FAQ — L’appel du journaliste en situation de crise

Que faire quand un journaliste appelle sur un sujet sensible ? Trois gestes : décrocher avec courtoisie sans s’engager ; qualifier (qui appelle, sur quel sujet, ce qu’il sait déjà, ses questions précises, et surtout son délai de bouclage) ; puis gagner du temps sans fuir, en s’engageant à rappeler vite et précisément. On ne répond jamais sur le fond dans l’instant : ces minutes servent à se mettre en état de répondre, pas à répondre.

Faut-il refuser de parler à un journaliste en crise ? Non — le refus pur est lu comme un aveu et sera mentionné dans l’article (« l’entreprise n’a pas souhaité répondre »). Mais répondre sur le fond dans l’instant, sans faits établis ni messages validés, est tout aussi risqué. La bonne voie est intermédiaire : accueillir, qualifier, et s’engager à rappeler dans un délai compatible avec son bouclage — puis tenir cet engagement.

Le « off » avec un journaliste est-il fiable ? Non. Le « off » repose sur un accord verbal flou, aux règles variables, qui ne lie pas l’interlocuteur de façon fiable : ce qui est confié peut être utilisé, attribué à peine déguisé, ou repris par un confrère. L’absence de caméra au téléphone crée une fausse intimité particulièrement piégeuse. En crise, on parle comme si tout était public — parce que tout peut l’être.

Pourquoi demander son délai au journaliste ? Parce que le délai de bouclage commande toute la suite : il définit la fenêtre dont on dispose pour préparer une réponse, et il révèle l’urgence réelle de la demande. C’est aussi ce qui rend crédible l’engagement de rappel — proposer de rappeler « la semaine prochaine » un journaliste qui boucle dans deux heures équivaut à un refus déguisé, qu’il signalera. Le délai connu, on s’engage sur un rappel compatible.

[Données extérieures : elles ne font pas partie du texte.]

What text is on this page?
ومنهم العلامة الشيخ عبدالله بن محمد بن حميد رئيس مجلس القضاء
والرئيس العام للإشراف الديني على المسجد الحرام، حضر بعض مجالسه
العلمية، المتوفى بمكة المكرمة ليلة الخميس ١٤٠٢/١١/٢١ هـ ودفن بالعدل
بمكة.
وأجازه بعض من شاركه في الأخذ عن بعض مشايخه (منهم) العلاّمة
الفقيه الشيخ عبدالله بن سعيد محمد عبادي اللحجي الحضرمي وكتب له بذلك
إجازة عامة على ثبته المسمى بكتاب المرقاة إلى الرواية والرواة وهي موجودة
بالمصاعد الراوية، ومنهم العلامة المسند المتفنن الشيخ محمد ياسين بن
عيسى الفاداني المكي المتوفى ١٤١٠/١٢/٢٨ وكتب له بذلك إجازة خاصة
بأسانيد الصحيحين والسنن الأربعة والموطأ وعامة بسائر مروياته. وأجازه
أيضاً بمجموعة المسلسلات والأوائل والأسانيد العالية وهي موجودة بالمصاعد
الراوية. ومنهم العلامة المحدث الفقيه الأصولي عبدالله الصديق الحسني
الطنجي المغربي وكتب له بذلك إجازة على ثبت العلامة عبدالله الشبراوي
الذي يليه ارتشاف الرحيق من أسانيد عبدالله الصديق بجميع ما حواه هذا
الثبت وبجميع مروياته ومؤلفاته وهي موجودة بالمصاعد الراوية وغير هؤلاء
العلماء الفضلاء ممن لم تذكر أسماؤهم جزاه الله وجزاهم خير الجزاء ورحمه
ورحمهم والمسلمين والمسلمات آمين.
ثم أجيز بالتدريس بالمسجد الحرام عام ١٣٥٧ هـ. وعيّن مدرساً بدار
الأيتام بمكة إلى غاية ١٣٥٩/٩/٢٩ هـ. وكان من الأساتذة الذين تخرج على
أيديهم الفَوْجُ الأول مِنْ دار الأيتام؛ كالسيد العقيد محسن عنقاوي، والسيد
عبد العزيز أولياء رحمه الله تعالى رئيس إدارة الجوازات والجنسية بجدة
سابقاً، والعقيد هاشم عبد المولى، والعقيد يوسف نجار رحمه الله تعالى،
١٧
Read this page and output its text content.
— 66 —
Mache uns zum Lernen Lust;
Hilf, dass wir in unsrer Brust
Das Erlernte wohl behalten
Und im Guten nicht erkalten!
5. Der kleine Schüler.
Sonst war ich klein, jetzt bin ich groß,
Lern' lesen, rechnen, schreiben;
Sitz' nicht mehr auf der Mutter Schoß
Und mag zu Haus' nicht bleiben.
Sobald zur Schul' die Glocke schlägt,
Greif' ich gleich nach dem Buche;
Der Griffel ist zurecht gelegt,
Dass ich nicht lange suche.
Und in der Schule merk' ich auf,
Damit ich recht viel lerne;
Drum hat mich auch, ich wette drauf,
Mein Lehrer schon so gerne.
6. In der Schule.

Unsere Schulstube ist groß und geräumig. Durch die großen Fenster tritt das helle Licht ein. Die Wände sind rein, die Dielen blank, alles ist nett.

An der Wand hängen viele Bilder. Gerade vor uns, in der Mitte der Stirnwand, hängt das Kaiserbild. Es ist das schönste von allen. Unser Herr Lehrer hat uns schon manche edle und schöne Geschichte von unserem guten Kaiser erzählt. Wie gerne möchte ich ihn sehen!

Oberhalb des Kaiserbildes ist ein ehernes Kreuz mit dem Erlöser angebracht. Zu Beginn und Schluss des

Qui doit répondre à l’appel d’un journaliste ? La personne qui décroche (standard, assistant, collaborateur) n’est presque jamais celle qui doit répondre sur le fond : son rôle se limite à qualifier et orienter. La réponse substantielle revient au porte-parole désigné, après préparation. D’où l’importance d’une consigne d’accueil presse établie à froid — qui décroche, que dit-il, vers qui il transfère — et d’une remontée d’alerte immédiate, car l’appel est souvent le premier signe d’une crise.

Conclusion

L’appel du journaliste est le plus modeste des moments de vérité — pas de plateau, pas de salle comble, juste une voix au combiné — et pourtant l’un des plus déterminants, parce qu’il est souvent le premier. Sa maîtrise ne tient pas à l’éloquence mais à la discipline : décrocher juste, qualifier méthodiquement, gagner du temps sans fuir, ne rien lâcher d’irréversible, faire remonter, et tenir le rappel. Six réflexes qui transforment un coup de fil potentiellement dévastateur en porte d’entrée maîtrisée de la gestion de crise.

C’est la leçon de ce volet : ces cinq minutes ne se gagnent pas par ce qu’on dit, mais par ce qu’on a la sagesse de ne pas dire encore. Le journaliste appellera — peut-être aujourd’hui, peut-être un soir où vous ne vous y attendez pas. La bonne nouvelle, c’est que la réponse à cet appel se prépare à froid : une consigne d’accueil, une fiche de qualification, une formule de sortie, un réflexe de remontée. Cinq minutes que l’on a répétées ne ressemblent jamais à cinq minutes que l’on découvre.